Mosques have been a reason for intense debates both within the Muslim community and outside of it. Maryam Eskandari, an architect at the Aga Khan Program for Islamic Architecture at Harvard and MIT, currently has a traveling exhibit on American Mosques. She brings a new angle to the debate discussing the role of architecture as an identity issue. Her exhibit, Sacred Space: (Re)Constructing the Place of Gender in the Space of Religion is touring the nation. We sat down with the architect and artist for an interview.

How did you choose this topic for your exhibit?

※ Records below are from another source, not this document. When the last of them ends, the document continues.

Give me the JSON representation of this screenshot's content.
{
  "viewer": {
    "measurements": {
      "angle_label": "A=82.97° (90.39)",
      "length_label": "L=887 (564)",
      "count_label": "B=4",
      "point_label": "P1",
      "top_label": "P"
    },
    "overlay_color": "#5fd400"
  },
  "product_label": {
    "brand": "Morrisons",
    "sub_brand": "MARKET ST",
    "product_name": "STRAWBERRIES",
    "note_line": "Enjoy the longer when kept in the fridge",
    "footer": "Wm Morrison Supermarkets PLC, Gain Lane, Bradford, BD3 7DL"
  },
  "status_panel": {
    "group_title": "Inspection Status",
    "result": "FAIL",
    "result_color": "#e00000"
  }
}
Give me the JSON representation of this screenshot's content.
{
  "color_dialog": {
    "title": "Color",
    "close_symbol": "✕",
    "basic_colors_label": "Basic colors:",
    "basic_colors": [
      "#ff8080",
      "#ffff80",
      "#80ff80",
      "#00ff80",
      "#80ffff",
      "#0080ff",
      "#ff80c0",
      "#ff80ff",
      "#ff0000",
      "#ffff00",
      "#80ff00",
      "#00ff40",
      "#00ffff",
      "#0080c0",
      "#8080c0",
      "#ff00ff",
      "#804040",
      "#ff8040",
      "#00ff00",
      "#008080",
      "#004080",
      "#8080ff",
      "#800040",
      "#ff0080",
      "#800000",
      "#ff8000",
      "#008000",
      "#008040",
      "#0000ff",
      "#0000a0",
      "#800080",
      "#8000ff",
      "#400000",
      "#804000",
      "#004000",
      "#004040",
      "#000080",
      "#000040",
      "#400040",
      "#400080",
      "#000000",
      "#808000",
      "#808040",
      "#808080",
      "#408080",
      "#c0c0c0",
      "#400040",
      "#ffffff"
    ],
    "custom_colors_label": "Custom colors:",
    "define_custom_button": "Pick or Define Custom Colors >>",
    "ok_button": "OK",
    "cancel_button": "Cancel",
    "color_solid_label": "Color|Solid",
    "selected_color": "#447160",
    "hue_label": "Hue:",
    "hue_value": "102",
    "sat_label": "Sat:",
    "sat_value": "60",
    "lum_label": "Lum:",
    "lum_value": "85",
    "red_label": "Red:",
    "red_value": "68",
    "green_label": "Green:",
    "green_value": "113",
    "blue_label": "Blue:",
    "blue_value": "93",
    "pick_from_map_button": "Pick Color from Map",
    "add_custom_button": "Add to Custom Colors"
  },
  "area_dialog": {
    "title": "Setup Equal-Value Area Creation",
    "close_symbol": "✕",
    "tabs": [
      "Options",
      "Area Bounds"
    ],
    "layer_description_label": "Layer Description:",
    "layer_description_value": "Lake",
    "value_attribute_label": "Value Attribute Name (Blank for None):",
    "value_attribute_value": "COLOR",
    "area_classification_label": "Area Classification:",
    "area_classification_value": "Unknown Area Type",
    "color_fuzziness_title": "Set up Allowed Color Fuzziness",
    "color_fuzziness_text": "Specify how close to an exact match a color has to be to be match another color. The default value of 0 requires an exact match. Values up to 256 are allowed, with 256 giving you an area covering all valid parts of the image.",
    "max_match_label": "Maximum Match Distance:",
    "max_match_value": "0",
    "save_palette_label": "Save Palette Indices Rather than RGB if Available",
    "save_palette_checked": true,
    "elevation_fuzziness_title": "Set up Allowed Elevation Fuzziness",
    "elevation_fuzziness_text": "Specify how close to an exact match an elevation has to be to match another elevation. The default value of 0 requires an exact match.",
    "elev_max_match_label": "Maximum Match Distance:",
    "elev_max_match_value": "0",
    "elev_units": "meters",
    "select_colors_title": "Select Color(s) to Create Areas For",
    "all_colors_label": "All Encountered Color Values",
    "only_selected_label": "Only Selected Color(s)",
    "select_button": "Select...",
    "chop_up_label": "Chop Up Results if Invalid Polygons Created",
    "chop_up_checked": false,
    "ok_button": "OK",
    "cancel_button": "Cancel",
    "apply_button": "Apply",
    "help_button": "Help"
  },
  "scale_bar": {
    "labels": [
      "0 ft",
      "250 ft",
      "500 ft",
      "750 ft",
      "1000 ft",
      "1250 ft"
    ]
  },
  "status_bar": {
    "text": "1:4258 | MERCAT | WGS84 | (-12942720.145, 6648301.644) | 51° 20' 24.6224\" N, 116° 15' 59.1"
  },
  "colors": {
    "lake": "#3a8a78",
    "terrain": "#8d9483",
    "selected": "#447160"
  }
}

This “mosque” project actually started 5 years ago when I was working on another project in Seattle Washington. It was during the holy month of Ramadan. I got an opportunity to engage with the Muslims in Seattle, in which they commissioned my firm to design their mosque. During the design process, we constantly were confronted with, allocating an accurate space for the performance of prayers. It is amazing to see how emotional people get when the issue of space is discussed. What was fascinating to see is how this particular community was able to come together during their mosque project. From my first mosque, it led me to numerous projects for the various Muslim communities throughout the States. However, one project was confronted with a huge obstacle. While we were designing, and going through case studies of various mosques in the states, we started to realize that as Muslims, we do not necessarily have an identity, an American Muslim identity, when it comes to mosques, while other countries---particularly in the Middle East do. So the questioning of identity and gender kept coming up in the design projects. That was when finally last summer; the Aga Khan Program in Islamic Architecture funded my research to visit 32 American Mosques that reside in a highly dense Muslim population across the US. However, while engaged in the project, it lead to over 100 mosques and it still continues. We were able to capture the history, space, and architecture of each mosque, along with the stories that either the community would share with us, or our own adventures that we had.